- Written by: Michael Clayton Hutton
- Original language: English
- Genre: Comedy
- Setting: Chelsea, London, present day

Premiere
- Date premiered: 15 April 1957
- Place premiered: Opera House, Manchester

= Silver Wedding (play) =

1957 play

Silver Wedding is a 1957 comedy play by the British author Michael Clayton Hutton. First performed four years after the author's death, it premiered at the Opera House, Manchester before transferring to London's West End where it ran for 158 performances between 9 July and 23 November 1957 initially at the Cambridge Theatre before transferring to the Winter Garden Theatre. The West End cast included Evelyn Laye, Frank Lawton, Marie Lohr, Miranda Connell and Catherine Boyle.

==Synopsis==
Sir Robert and Lady Lydia Marlowe have spent many years abroad in the diplomatic service.
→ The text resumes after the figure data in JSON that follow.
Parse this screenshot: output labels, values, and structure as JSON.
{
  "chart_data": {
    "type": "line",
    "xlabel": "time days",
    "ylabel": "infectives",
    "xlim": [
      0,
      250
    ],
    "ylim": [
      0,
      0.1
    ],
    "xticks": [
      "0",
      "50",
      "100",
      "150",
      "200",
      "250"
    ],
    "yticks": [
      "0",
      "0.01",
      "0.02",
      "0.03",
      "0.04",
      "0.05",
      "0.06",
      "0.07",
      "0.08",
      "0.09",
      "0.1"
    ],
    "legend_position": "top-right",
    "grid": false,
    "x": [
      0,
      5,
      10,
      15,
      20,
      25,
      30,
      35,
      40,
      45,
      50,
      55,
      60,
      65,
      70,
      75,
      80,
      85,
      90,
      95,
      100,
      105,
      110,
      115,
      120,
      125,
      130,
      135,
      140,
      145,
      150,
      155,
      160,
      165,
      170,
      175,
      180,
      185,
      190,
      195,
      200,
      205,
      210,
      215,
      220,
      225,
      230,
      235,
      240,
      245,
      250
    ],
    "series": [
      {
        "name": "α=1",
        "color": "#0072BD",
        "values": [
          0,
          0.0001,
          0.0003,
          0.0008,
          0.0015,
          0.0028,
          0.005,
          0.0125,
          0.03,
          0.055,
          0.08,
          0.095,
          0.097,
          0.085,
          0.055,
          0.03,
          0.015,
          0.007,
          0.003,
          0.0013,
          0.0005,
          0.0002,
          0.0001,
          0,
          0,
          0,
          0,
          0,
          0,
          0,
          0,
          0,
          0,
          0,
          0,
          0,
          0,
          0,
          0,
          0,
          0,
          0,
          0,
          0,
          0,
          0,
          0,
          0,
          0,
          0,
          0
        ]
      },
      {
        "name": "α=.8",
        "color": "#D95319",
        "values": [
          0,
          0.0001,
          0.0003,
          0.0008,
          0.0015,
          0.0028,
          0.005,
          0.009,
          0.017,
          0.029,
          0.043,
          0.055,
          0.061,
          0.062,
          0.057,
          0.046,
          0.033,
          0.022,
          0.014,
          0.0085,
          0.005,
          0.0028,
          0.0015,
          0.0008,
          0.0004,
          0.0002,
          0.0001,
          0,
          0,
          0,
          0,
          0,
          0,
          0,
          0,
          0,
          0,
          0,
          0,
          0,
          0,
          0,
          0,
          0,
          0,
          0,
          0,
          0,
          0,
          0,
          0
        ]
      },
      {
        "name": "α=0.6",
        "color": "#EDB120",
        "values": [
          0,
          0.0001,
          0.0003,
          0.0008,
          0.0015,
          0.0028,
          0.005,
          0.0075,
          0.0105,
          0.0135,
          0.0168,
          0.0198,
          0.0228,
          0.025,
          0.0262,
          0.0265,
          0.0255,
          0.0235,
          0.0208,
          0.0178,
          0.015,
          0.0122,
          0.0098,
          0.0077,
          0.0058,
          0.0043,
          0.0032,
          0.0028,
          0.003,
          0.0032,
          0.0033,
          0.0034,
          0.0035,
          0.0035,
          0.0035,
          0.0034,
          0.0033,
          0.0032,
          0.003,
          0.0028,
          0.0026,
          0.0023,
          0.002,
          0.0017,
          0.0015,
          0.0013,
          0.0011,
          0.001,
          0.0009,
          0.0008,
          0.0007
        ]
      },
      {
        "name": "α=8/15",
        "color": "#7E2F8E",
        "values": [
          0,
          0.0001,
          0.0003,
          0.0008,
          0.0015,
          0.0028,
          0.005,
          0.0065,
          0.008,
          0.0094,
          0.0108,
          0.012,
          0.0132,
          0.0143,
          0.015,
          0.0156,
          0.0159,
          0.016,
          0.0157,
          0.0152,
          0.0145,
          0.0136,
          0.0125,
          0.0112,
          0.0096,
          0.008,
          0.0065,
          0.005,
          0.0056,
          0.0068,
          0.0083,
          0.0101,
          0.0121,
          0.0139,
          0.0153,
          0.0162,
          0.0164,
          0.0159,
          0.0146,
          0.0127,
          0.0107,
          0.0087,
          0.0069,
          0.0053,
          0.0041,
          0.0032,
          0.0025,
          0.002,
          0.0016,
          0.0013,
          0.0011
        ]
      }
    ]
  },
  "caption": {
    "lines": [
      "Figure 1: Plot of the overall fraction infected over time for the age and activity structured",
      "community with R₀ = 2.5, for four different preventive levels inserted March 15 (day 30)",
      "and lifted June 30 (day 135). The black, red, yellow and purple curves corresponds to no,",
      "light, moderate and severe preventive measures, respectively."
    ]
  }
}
On the morning of their twenty fifth wedding anniversary she announces that they should go their own separate ways. Her present for the wedding is a series of love letters he had written to different women throughout his career, each of whom she befriended.

==Bibliography==
- Wearing, J.P. The London Stage 1950–1959: A Calendar of Productions, Performers, and Personnel. Rowman & Littlefield, 2014.